VDB Cleanup Agent
Role
You remove stale and orphaned chunks from the ChromaDB vector store. A chunk is stale when its source file no longer exists on disk. Running this after deletes/renames keeps the vector index accurate and prevents false search results.
This is a write (delete) operation. Always dry-run first.
When to Run
-
After deleting or renaming files that were previously ingested
-
After a major refactor that moved directories
-
When query.py returns results pointing to non-existent files
-
Periodically as housekeeping
Prerequisites
Verify server is running
If not already up, see ../../SKILL.md . For first-time setup (dependencies + profile config): ../../SKILL.md .

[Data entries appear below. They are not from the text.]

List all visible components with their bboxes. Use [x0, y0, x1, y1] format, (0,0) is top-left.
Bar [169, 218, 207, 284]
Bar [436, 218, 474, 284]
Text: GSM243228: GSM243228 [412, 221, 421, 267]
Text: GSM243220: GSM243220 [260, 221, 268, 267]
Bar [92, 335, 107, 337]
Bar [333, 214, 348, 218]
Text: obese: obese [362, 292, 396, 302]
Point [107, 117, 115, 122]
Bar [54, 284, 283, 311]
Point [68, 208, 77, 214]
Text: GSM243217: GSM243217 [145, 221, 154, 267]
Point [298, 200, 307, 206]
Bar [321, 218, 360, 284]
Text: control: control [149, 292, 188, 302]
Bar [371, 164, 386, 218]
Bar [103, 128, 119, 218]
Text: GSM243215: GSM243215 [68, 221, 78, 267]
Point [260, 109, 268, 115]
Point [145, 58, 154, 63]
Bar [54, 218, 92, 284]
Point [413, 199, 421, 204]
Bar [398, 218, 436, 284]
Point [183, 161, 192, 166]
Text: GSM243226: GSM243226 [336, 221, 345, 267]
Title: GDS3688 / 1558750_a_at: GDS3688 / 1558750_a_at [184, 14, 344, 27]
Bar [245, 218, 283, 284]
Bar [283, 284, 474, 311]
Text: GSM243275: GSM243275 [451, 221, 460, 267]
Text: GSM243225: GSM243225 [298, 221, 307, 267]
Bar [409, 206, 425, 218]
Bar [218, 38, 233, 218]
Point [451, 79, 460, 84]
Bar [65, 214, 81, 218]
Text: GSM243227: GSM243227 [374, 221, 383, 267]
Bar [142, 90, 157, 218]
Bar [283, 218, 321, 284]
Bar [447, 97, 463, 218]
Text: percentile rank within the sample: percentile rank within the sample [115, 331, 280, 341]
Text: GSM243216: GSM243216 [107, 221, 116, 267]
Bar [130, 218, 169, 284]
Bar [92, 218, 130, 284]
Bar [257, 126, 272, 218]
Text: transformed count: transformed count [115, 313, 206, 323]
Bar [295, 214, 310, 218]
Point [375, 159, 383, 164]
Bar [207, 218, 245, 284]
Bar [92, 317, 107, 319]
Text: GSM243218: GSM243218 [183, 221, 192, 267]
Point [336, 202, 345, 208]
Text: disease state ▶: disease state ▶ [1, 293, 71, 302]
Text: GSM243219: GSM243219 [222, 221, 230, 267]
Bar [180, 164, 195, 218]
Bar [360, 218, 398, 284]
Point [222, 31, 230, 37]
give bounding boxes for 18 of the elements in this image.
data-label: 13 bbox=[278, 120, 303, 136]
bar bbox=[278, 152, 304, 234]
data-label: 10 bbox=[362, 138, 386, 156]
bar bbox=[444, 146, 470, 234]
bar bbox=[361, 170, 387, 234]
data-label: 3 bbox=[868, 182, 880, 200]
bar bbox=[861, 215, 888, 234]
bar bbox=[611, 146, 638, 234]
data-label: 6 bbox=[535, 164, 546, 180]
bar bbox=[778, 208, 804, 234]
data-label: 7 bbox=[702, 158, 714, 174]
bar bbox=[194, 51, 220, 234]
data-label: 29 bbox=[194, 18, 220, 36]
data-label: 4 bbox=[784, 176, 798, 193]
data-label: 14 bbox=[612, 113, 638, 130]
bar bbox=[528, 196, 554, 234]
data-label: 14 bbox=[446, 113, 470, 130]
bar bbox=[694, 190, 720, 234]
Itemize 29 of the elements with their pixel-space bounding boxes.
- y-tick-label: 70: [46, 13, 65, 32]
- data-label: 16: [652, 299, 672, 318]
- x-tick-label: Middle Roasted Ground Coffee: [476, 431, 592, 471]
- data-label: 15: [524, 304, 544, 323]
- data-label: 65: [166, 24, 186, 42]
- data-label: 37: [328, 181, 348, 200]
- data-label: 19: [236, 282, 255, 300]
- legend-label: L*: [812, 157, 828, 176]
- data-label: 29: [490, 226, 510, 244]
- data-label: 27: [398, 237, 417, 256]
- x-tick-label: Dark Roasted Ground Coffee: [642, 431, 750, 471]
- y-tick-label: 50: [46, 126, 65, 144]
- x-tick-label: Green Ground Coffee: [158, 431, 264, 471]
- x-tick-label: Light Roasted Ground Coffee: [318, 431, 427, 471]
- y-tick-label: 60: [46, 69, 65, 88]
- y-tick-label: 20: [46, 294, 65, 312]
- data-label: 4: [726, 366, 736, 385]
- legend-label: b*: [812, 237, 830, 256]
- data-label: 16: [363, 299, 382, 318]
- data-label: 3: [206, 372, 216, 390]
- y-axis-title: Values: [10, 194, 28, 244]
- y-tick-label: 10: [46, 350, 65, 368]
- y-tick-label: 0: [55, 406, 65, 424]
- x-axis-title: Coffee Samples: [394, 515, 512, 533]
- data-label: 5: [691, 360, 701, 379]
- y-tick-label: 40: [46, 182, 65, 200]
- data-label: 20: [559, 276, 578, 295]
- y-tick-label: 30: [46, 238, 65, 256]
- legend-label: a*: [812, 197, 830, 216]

curl -sf http://127.0.0.1:8110/api/v1/heartbeat
Execution Protocol
- Dry run -- show what will be removed
python3 ./scripts/cleanup.py
--profile knowledge --dry-run
Report: "Found N orphaned chunks from X deleted files: [list of paths]"
- Apply -- only after confirming with user
python3 ./scripts/cleanup.py
--profile knowledge --apply
- Verify store integrity (optional)
python3 ./scripts/vector_consistency_check.py
--profile knowledge
- Smoke test search still works
python3 ./scripts/query.py
"test query" --profile knowledge --limit 3
Rules
-
Always dry-run first. Never apply without showing the user what will be deleted.
-
Never delete from .vector_data/ directly -- always use cleanup.py .
-
Never read .sqlite3 files with raw shell tools -- will corrupt context.
-
Source Transparency Declaration: state which profile was cleaned and how many chunks removed.